BÜLBÜL
Bütün dünyaya küskündüm, dün akşam pek bunalmıştım:
Nihayet bir zaman kırlarda gezmiş, köyde kalmıştım
Şehirden çıkmak isterken sular zaten kararmıştı;
Pek ıssız bir karanlık sonradan vadiyi sarmıştı
Işık yok, yolcu yok, ses yok, bütün hilkat kesilmiş lâl
Bu istiğrakı tek bir nefha olsun etmiyor ihlâl
Muhitin hali "insaniyet"in timsalidir sandım;
Dönüp maziye tırmandım, ne hicranlar, neler andım!
Taşarken haşrolup beynimden artık bin müselsel yâd,
Zalâmın sinesinden fışkıran memdûd bir feryad
O müstağrak, o durgun vecdi nâgâh öyle coşturdu:
Ki vadiden bütün, yer yer, eninler çağlayıp durdu
Ne muhrik nağmeler, ya Rab, ne mevcamevc demlerdi:
Ağaçlar, taşlar ürpermişti, güya Sur-ı mahşerdi!
-Eşin var aşiyanın var, baharın var ki beklerdin
Kıyametler koparmak neydi ey bülbül, nedir derdin?
O zümrüt tahta kondun, bir semavi saltanat kurdun,
Cihanın yurdu hep çiğnense, çiğnenmez senin yurdun!
Bugün bir yemyeşil vadi, yarın bir kıpkızıl Gülşen,
Gezersin hânumânın şen, için şen, kâinatın şen!
Hazansız bir zemin isterse, şayet ruh-ı serbâzın,
Ufuklar, bu’d-i mutlaklar bütün mahkûm-ı pervâzın
Değil bir kayda, sığmazsın kanatlandın mı eb’ada
Hayatın en muhayyel gayedir âhrara dünyada
Neden öyleyse matemlerle eyyâmın perişandır,
Niçin bir katrecik göğsünde bir umman huruşandır?
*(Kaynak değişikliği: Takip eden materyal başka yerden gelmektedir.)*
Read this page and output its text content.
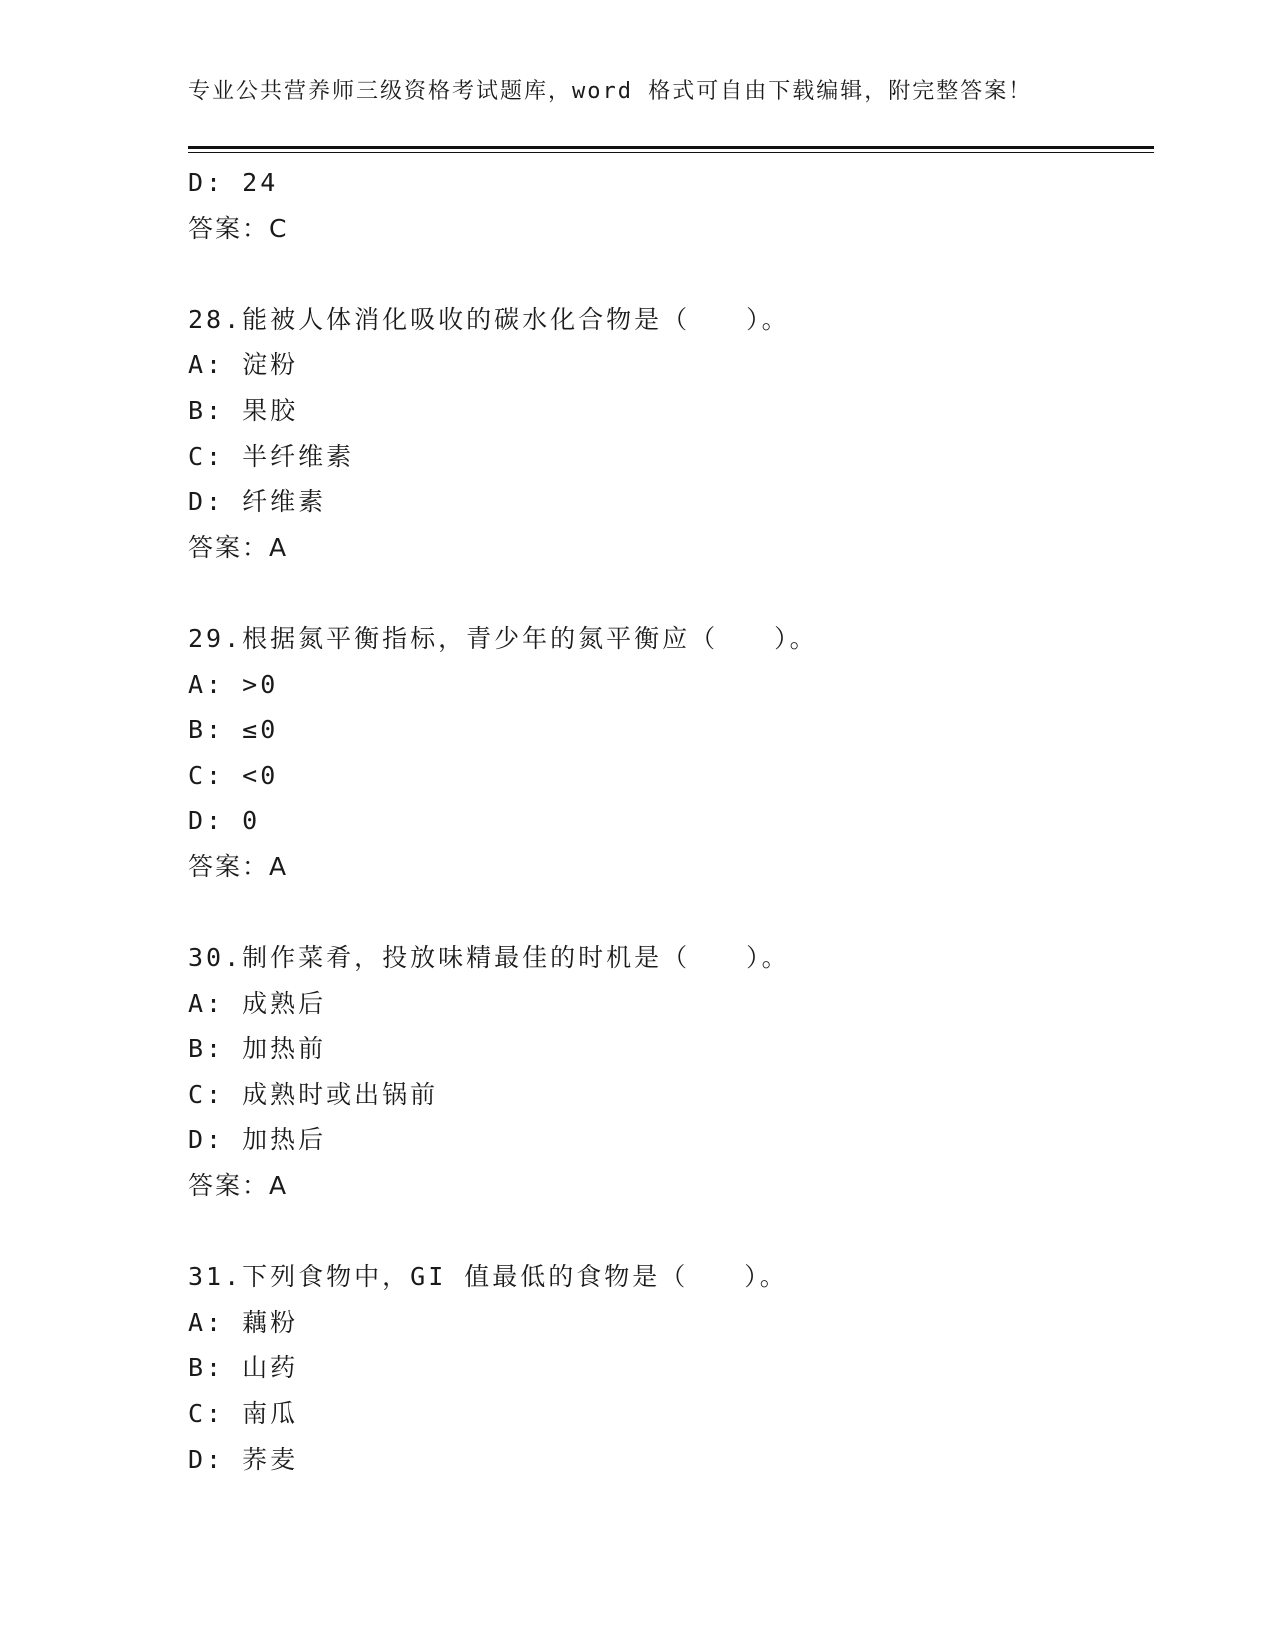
专业公共营养师三级资格考试题库，word 格式可自由下载编辑，附完整答案！
D: 24
答案：C
28.能被人体消化吸收的碳水化合物是（　　）。
A: 淀粉
B: 果胶
C: 半纤维素
D: 纤维素
答案：A
29.根据氮平衡指标，青少年的氮平衡应（　　）。
A: >0
B: ≤0
C: <0
D: 0
答案：A
30.制作菜肴，投放味精最佳的时机是（　　）。
A: 成熟后
B: 加热前
C: 成熟时或出锅前
D: 加热后
答案：A
31.下列食物中，GI 值最低的食物是（　　）。
A: 藕粉
B: 山药
C: 南瓜
D: 荞麦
Hayır, matem senin hakkın değil, matem benim hakkım;
Asırlar var ki aydınlık nedir hiç bilmez afakım
Teselliden nasibim yok, hazan ağlar baharımda
Bugün bir hanumansız serseriyim öz diyarımda
Ne hüsrandır ki: Şark’ın ben vefasız, kansız evlâdı,
Seraba Garba çiğnettim de çıktım hâk-i ecdadı!
Hayalimden geçerken şimdi, fikrim herc ü merc oldu,
Sala haddin-i Eyyubi’lerin, Fatih’lerin yurdu
Ne zillettir ki: nâkûs inlesin beyninde Osman’ın;
Ezan sussun, fezalardan silinsin yâdı Mevlâ’nın!
Ne hicrandır ki: en şevketli bir mazi serâb olsun;
O kudretler, o satvetler harâb olsun, türâb olsun!
Çökük bir kubbe kalsın mabedinden Yıldırım Han’ın;
Şenaatlerle çiğnensin muazzam Kabri Orhan’ın!
Ne heybettir ki: vahdet-gâhı dinin devrilip, taş taş,
Sürünsün şimdi milyonlarca me’vâsız kalan dindaş!
Yıkılmış hânmânlar yerde işkenceyle kıvransın;
Serilmiş gövdeler, binlerce, yüz binlerce doğransın!
Dolaşsın, sonra, İslâm’ın harem-gâhında nâ-mahrem
Benim hakkım, sus ey bülbül, senin hakkın değil matem!